Another point in which Darwin sounds strikingly modern is his view of the relationship of embryonic morphology to evolution. Haeckel famously said that "ontogeny recapitulates phylogeny" (a saying I find remarkable in its concentration of both syllables and jargon), meaning that an embryonic mammal was in fact a fish. Darwin, while not making a point of the matter, disagrees: rather, the embryo of a mammal resembles the embryo of a fish. Fishes may not develop much beyond that embryonic state in many ways (for instance, they retain the gill pouches that mammals lose) but in others they do depart from the common form (as in, for example, the development of fin rays). I am not well-read in Darwin's views of the matter, but in the first edition of the Origin he gives a very modern account of this relationship, even if he does not contrast it against Haeckel's view.

This is not to say that Darwin gets everything right here. He regards holometaboly in insects (the process in which individuals undergo a radical metamorphosis from larva through pupa to adult) as ancestral, and incomplete metamorphosis (a blanket term covering various alternatives now understood to be primitive amongst insects) to be derived.
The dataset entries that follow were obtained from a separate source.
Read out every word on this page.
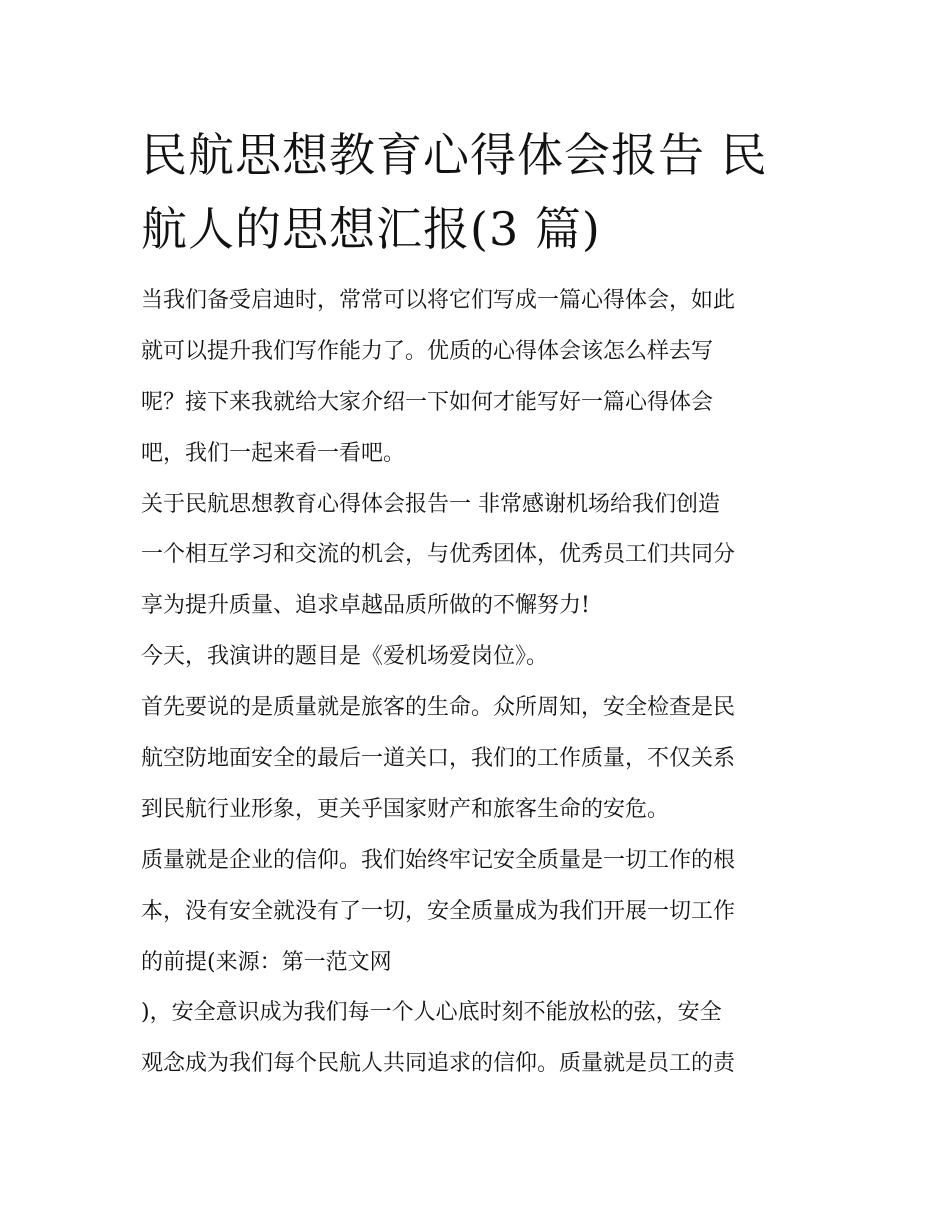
民航思想教育心得体会报告 民
航人的思想汇报(3 篇)

当我们备受启迪时，常常可以将它们写成一篇心得体会，如此
就可以提升我们写作能力了。优质的心得体会该怎么样去写
呢？接下来我就给大家介绍一下如何才能写好一篇心得体会
吧，我们一起来看一看吧。

关于民航思想教育心得体会报告一 非常感谢机场给我们创造
一个相互学习和交流的机会，与优秀团体，优秀员工们共同分
享为提升质量、追求卓越品质所做的不懈努力!

今天，我演讲的题目是《爱机场爱岗位》。

首先要说的是质量就是旅客的生命。众所周知，安全检查是民
航空防地面安全的最后一道关口，我们的工作质量，不仅关系
到民航行业形象，更关乎国家财产和旅客生命的安危。

质量就是企业的信仰。我们始终牢记安全质量是一切工作的根
本，没有安全就没有了一切，安全质量成为我们开展一切工作
的前提(来源：第一范文网
)，安全意识成为我们每一个人心底时刻不能放松的弦，安全
观念成为我们每个民航人共同追求的信仰。质量就是员工的责
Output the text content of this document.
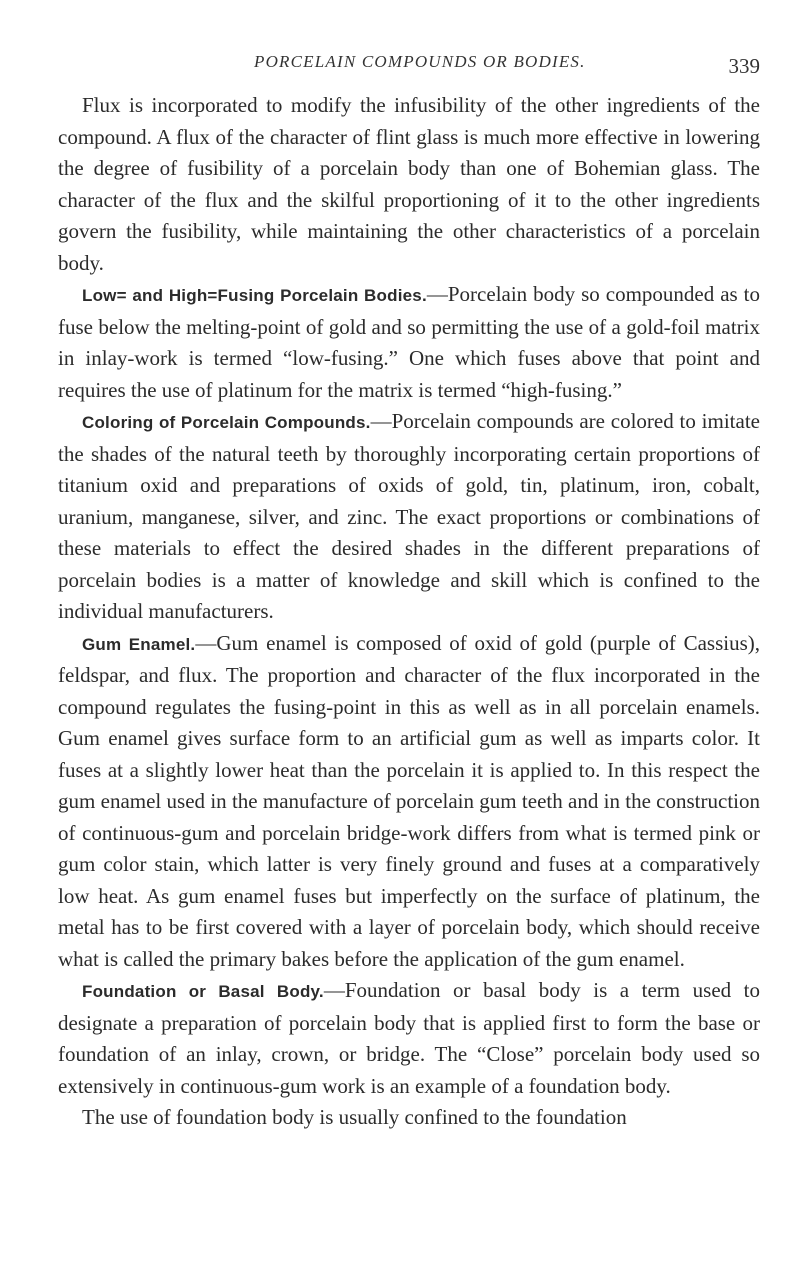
PORCELAIN COMPOUNDS OR BODIES.	339

Flux is incorporated to modify the infusibility of the other ingredients of the compound. A flux of the character of flint glass is much more effective in lowering the degree of fusibility of a porcelain body than one of Bohemian glass. The character of the flux and the skilful proportioning of it to the other ingredients govern the fusibility, while maintaining the other characteristics of a porcelain body.

Low= and High=Fusing Porcelain Bodies.—Porcelain body so compounded as to fuse below the melting-point of gold and so permitting the use of a gold-foil matrix in inlay-work is termed “low-fusing.” One which fuses above that point and requires the use of platinum for the matrix is termed “high-fusing.”

Coloring of Porcelain Compounds.—Porcelain compounds are colored to imitate the shades of the natural teeth by thoroughly incorporating certain proportions of titanium oxid and preparations of oxids of gold, tin, platinum, iron, cobalt, uranium, manganese, silver, and zinc. The exact proportions or combinations of these materials to effect the desired shades in the different preparations of porcelain bodies is a matter of knowledge and skill which is confined to the individual manufacturers.

Gum Enamel.—Gum enamel is composed of oxid of gold (purple of Cassius), feldspar, and flux. The proportion and character of the flux incorporated in the compound regulates the fusing-point in this as well as in all porcelain enamels. Gum enamel gives surface form to an artificial gum as well as imparts color. It fuses at a slightly lower heat than the porcelain it is applied to. In this respect the gum enamel used in the manufacture of porcelain gum teeth and in the construction of continuous-gum and porcelain bridge-work differs from what is termed pink or gum color stain, which latter is very finely ground and fuses at a comparatively low heat. As gum enamel fuses but imperfectly on the surface of platinum, the metal has to be first covered with a layer of porcelain body, which should receive what is called the primary bakes before the application of the gum enamel.

Foundation or Basal Body.—Foundation or basal body is a term used to designate a preparation of porcelain body that is applied first to form the base or foundation of an inlay, crown, or bridge. The “Close” porcelain body used so extensively in continuous-gum work is an example of a foundation body.

The use of foundation body is usually confined to the foundation
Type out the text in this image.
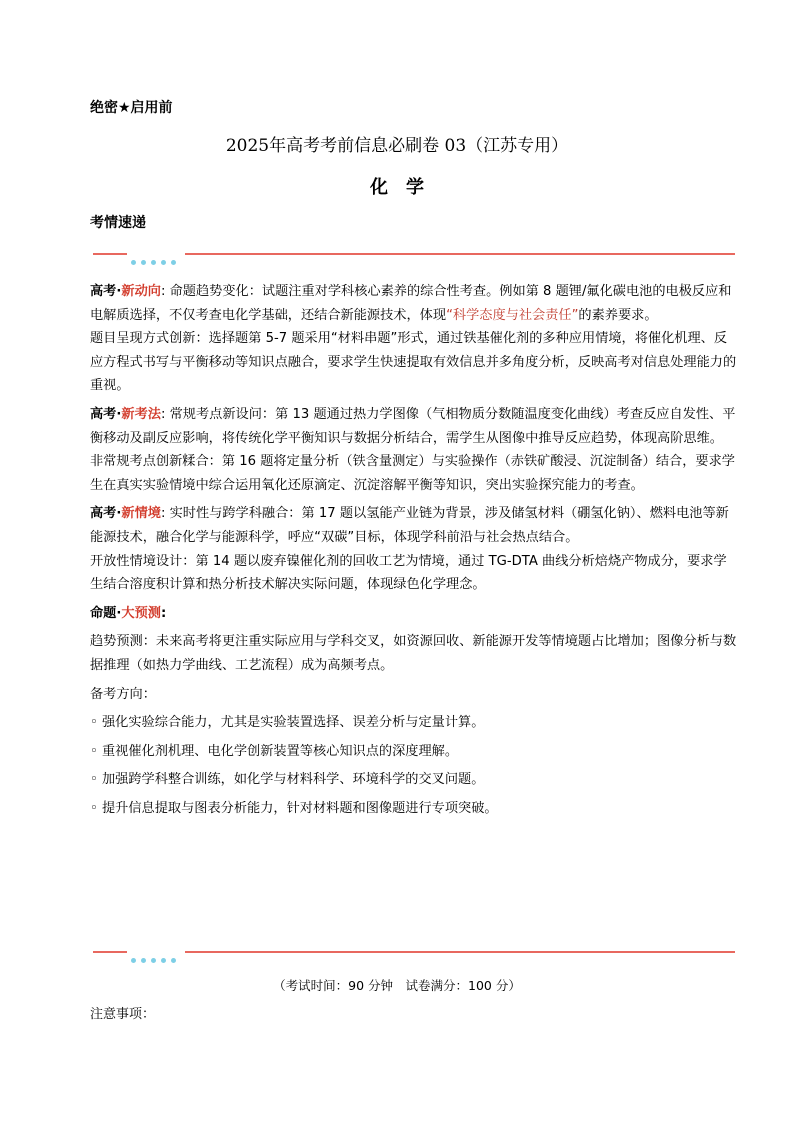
绝密★启用前
2025年高考考前信息必刷卷 03（江苏专用）
化学
考情速递

高考·新动向: 命题趋势变化：试题注重对学科核心素养的综合性考查。例如第 8 题锂/氟化碳电池的电极反应和电解质选择，不仅考查电化学基础，还结合新能源技术，体现“科学态度与社会责任”的素养要求。

题目呈现方式创新：选择题第 5-7 题采用“材料串题”形式，通过铁基催化剂的多种应用情境，将催化机理、反应方程式书写与平衡移动等知识点融合，要求学生快速提取有效信息并多角度分析，反映高考对信息处理能力的重视。

高考·新考法: 常规考点新设问：第 13 题通过热力学图像（气相物质分数随温度变化曲线）考查反应自发性、平衡移动及副反应影响，将传统化学平衡知识与数据分析结合，需学生从图像中推导反应趋势，体现高阶思维。

非常规考点创新糅合：第 16 题将定量分析（铁含量测定）与实验操作（赤铁矿酸浸、沉淀制备）结合，要求学生在真实实验情境中综合运用氧化还原滴定、沉淀溶解平衡等知识，突出实验探究能力的考查。

高考·新情境: 实时性与跨学科融合：第 17 题以氢能产业链为背景，涉及储氢材料（硼氢化钠）、燃料电池等新能源技术，融合化学与能源科学，呼应“双碳”目标，体现学科前沿与社会热点结合。

开放性情境设计：第 14 题以废弃镍催化剂的回收工艺为情境，通过 TG-DTA 曲线分析焙烧产物成分，要求学生结合溶度积计算和热分析技术解决实际问题，体现绿色化学理念。

命题·大预测:

趋势预测：未来高考将更注重实际应用与学科交叉，如资源回收、新能源开发等情境题占比增加；图像分析与数据推理（如热力学曲线、工艺流程）成为高频考点。

备考方向：

◦ 强化实验综合能力，尤其是实验装置选择、误差分析与定量计算。

◦ 重视催化剂机理、电化学创新装置等核心知识点的深度理解。

◦ 加强跨学科整合训练，如化学与材料科学、环境科学的交叉问题。

◦ 提升信息提取与图表分析能力，针对材料题和图像题进行专项突破。

（考试时间：90 分钟　试卷满分：100 分）
注意事项：
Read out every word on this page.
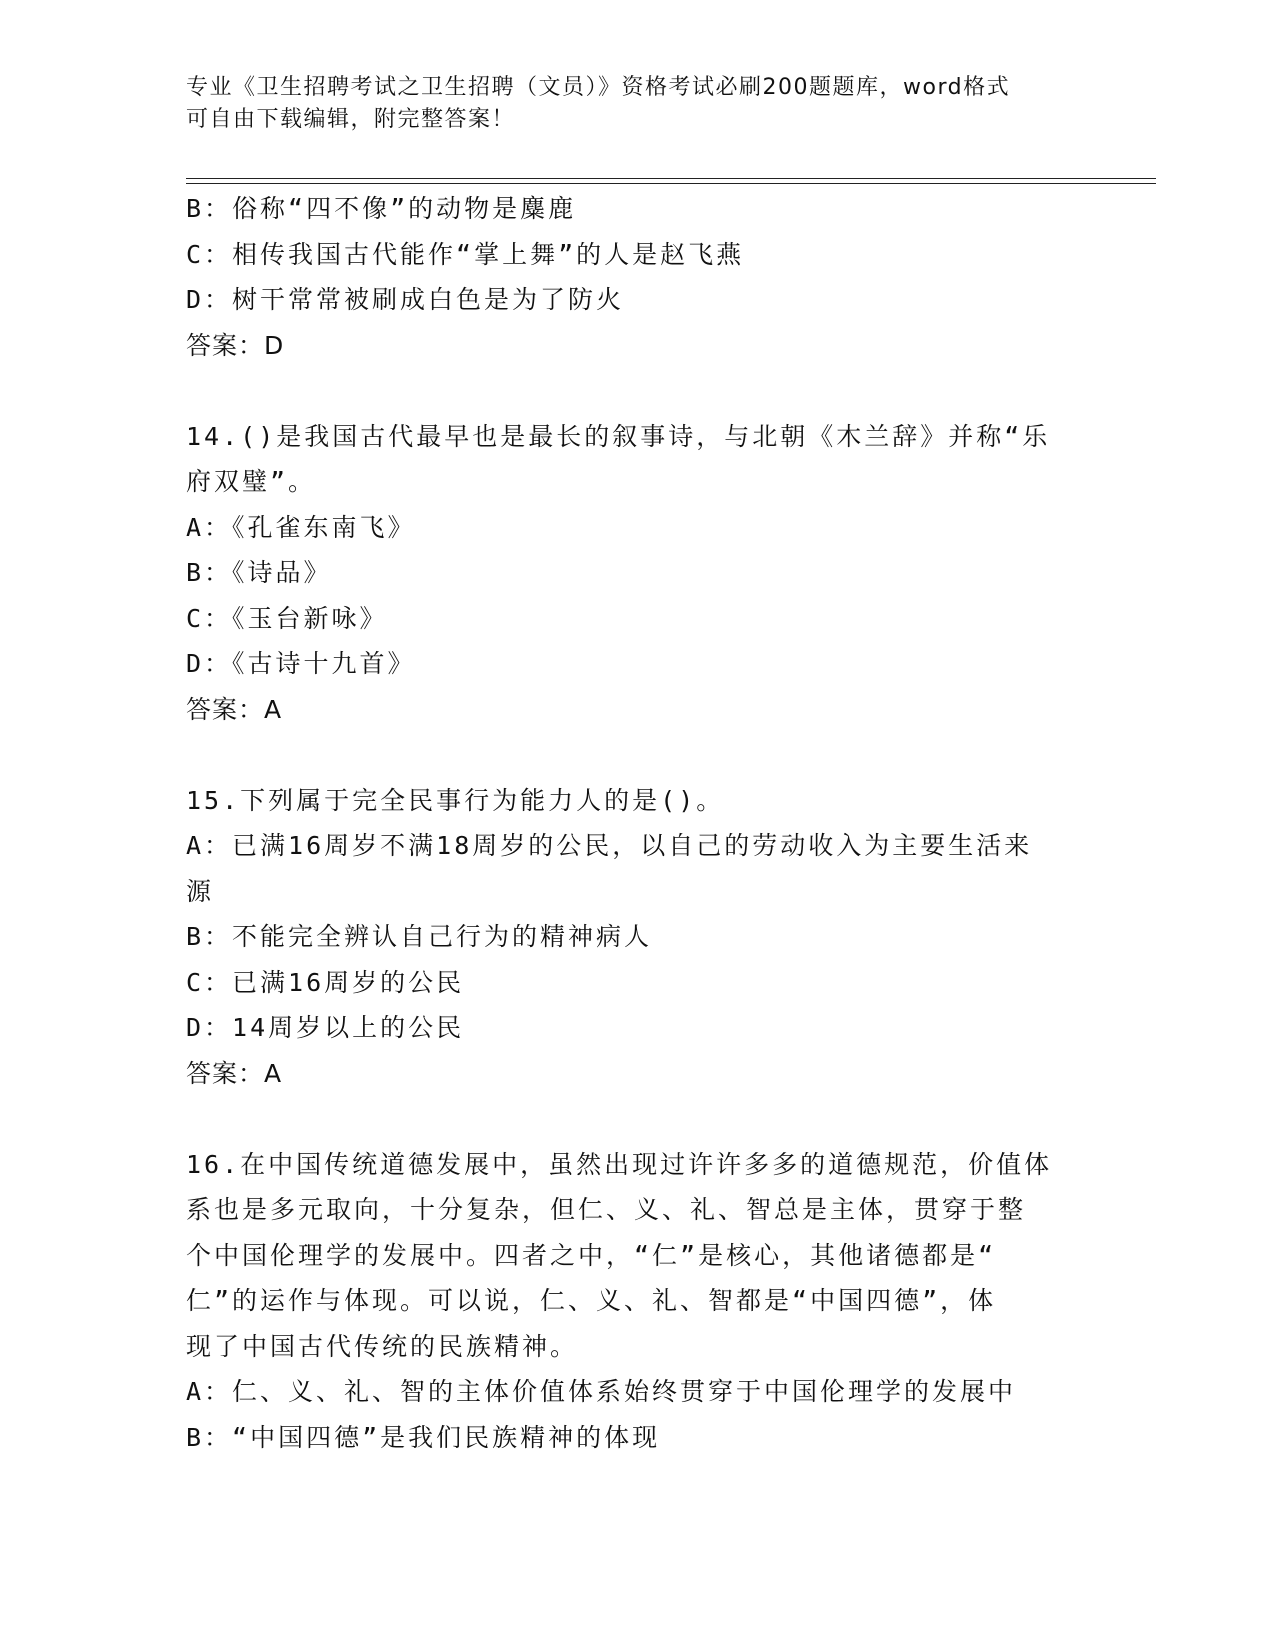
专业《卫生招聘考试之卫生招聘（文员）》资格考试必刷200题题库，word格式
可自由下载编辑，附完整答案！
B：俗称“四不像”的动物是麋鹿
C：相传我国古代能作“掌上舞”的人是赵飞燕
D：树干常常被刷成白色是为了防火
答案：D
14.()是我国古代最早也是最长的叙事诗，与北朝《木兰辞》并称“乐
府双璧”。
A：《孔雀东南飞》
B：《诗品》
C：《玉台新咏》
D：《古诗十九首》
答案：A
15.下列属于完全民事行为能力人的是()。
A：已满16周岁不满18周岁的公民，以自己的劳动收入为主要生活来
源
B：不能完全辨认自己行为的精神病人
C：已满16周岁的公民
D：14周岁以上的公民
答案：A
16.在中国传统道德发展中，虽然出现过许许多多的道德规范，价值体
系也是多元取向，十分复杂，但仁、义、礼、智总是主体，贯穿于整
个中国伦理学的发展中。四者之中，“仁”是核心，其他诸德都是“
仁”的运作与体现。可以说，仁、义、礼、智都是“中国四德”，体
现了中国古代传统的民族精神。
A：仁、义、礼、智的主体价值体系始终贯穿于中国伦理学的发展中
B：“中国四德”是我们民族精神的体现
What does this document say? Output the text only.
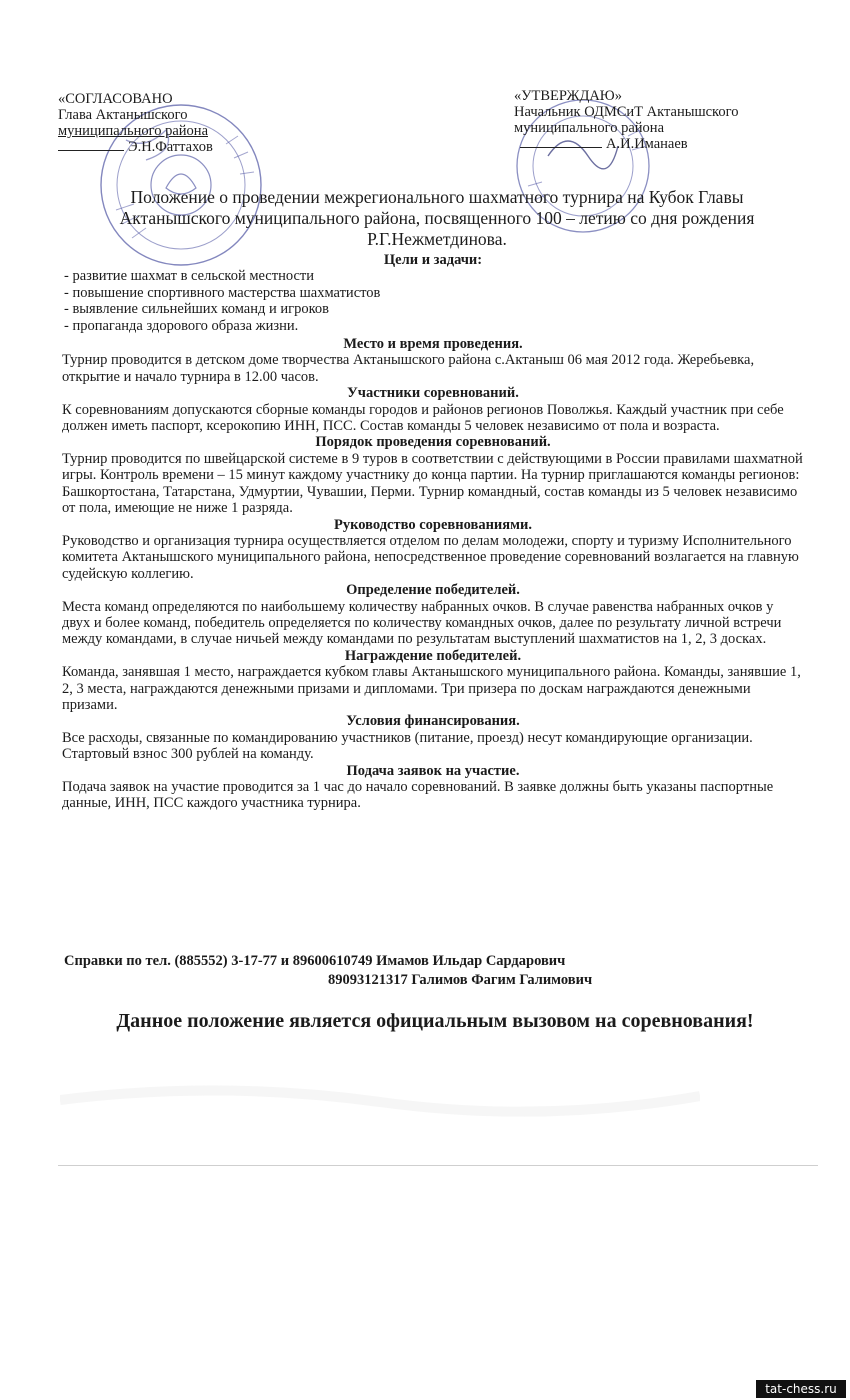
«СОГЛАСОВАНО
Глава Актанышского
муниципального района
Э.Н.Фаттахов
«УТВЕРЖДАЮ»
Начальник ОДМСиТ Актанышского
муниципального района
А.И.Иманаев
Положение о проведении межрегионального шахматного турнира на Кубок Главы
Актанышского муниципального района, посвященного 100 – летию со дня рождения
Р.Г.Нежметдинова.
Цели и задачи:
- развитие шахмат в сельской местности
- повышение спортивного мастерства шахматистов
- выявление сильнейших команд и игроков
- пропаганда здорового образа жизни.
Место и время проведения.
Турнир проводится в детском доме творчества Актанышского района с.Актаныш 06 мая 2012 года. Жеребьевка, открытие и начало турнира в 12.00 часов.
Участники соревнований.
К соревнованиям допускаются сборные команды городов и районов регионов Поволжья. Каждый участник при себе должен иметь паспорт, ксерокопию ИНН, ПСС. Состав команды 5 человек независимо от пола и возраста.
Порядок проведения соревнований.
Турнир проводится по швейцарской системе в 9 туров в соответствии с действующими в России правилами шахматной игры. Контроль времени – 15 минут каждому участнику до конца партии. На турнир приглашаются команды регионов: Башкортостана, Татарстана, Удмуртии, Чувашии, Перми. Турнир командный, состав команды из 5 человек независимо от пола, имеющие не ниже 1 разряда.
Руководство соревнованиями.
Руководство и организация турнира осуществляется отделом по делам молодежи, спорту и туризму Исполнительного комитета Актанышского муниципального района, непосредственное проведение соревнований возлагается на главную судейскую коллегию.
Определение победителей.
Места команд определяются по наибольшему количеству набранных очков. В случае равенства набранных очков у двух и более команд, победитель определяется по количеству командных очков, далее по результату личной встречи между командами, в случае ничьей между командами по результатам выступлений шахматистов на 1, 2, 3 досках.
Награждение победителей.
Команда, занявшая 1 место, награждается кубком главы Актанышского муниципального района. Команды, занявшие 1, 2, 3 места, награждаются денежными призами и дипломами. Три призера по доскам награждаются денежными призами.
Условия финансирования.
Все расходы, связанные по командированию участников (питание, проезд) несут командирующие организации. Стартовый взнос 300 рублей на команду.
Подача заявок на участие.
Подача заявок на участие проводится за 1 час до начало соревнований. В заявке должны быть указаны паспортные данные, ИНН, ПСС каждого участника турнира.
Справки по тел. (885552) 3-17-77 и 89600610749 Имамов Ильдар Сардарович
89093121317 Галимов Фагим Галимович
Данное положение является официальным вызовом на соревнования!
tat-chess.ru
He gives no explanation for this, and supposes that incomplete metamorphosis arose from the juvenile insects being under the same ecological pressures as their adult counterparts. Certainly something like this has occurred in cephalopods, which lack the larval stages common to other mollusks, but in the case of insects we know this to be the wrong way around. Interestingly, this bears on a fundamental question in animal evolution, one of which Darwin either was unaware or chose to ignore: that of the point at which planktonic larvae arose. Darwin points out that he was amongst the first to have recognised barnacles as crustaceans, based on their obviously crustacean larval stage; obviously he regards crustacean larvae to have been ancestral, and the adult crustaceans to have adapted from that. But whether the larvae of other animals represent their ancestral state, from which the current adult form is a later development, or the adults were the original forms, and the larvae arose later to fill different ecological or life-history roles, is not a topic that Darwin broaches.

The remaining original section of this chapter is on vestigial organs. Darwin has already discussed this topic, and brings little new to it here. He is again impressively modern in his understanding of the matter, and I have little to add to his discussion. Likewise, his summary of the chapter is short and (almost) sweet, beginning with another impressively colossal Victorian sentence, enumerating his main points, and bringing little new by way of synthesis to the matter. This is not terribly surprising in a chapter devoted to the miscellaneous ideas that have not received discussion earlier, of course. All that remains now is his final summary, the capstone on the entire project.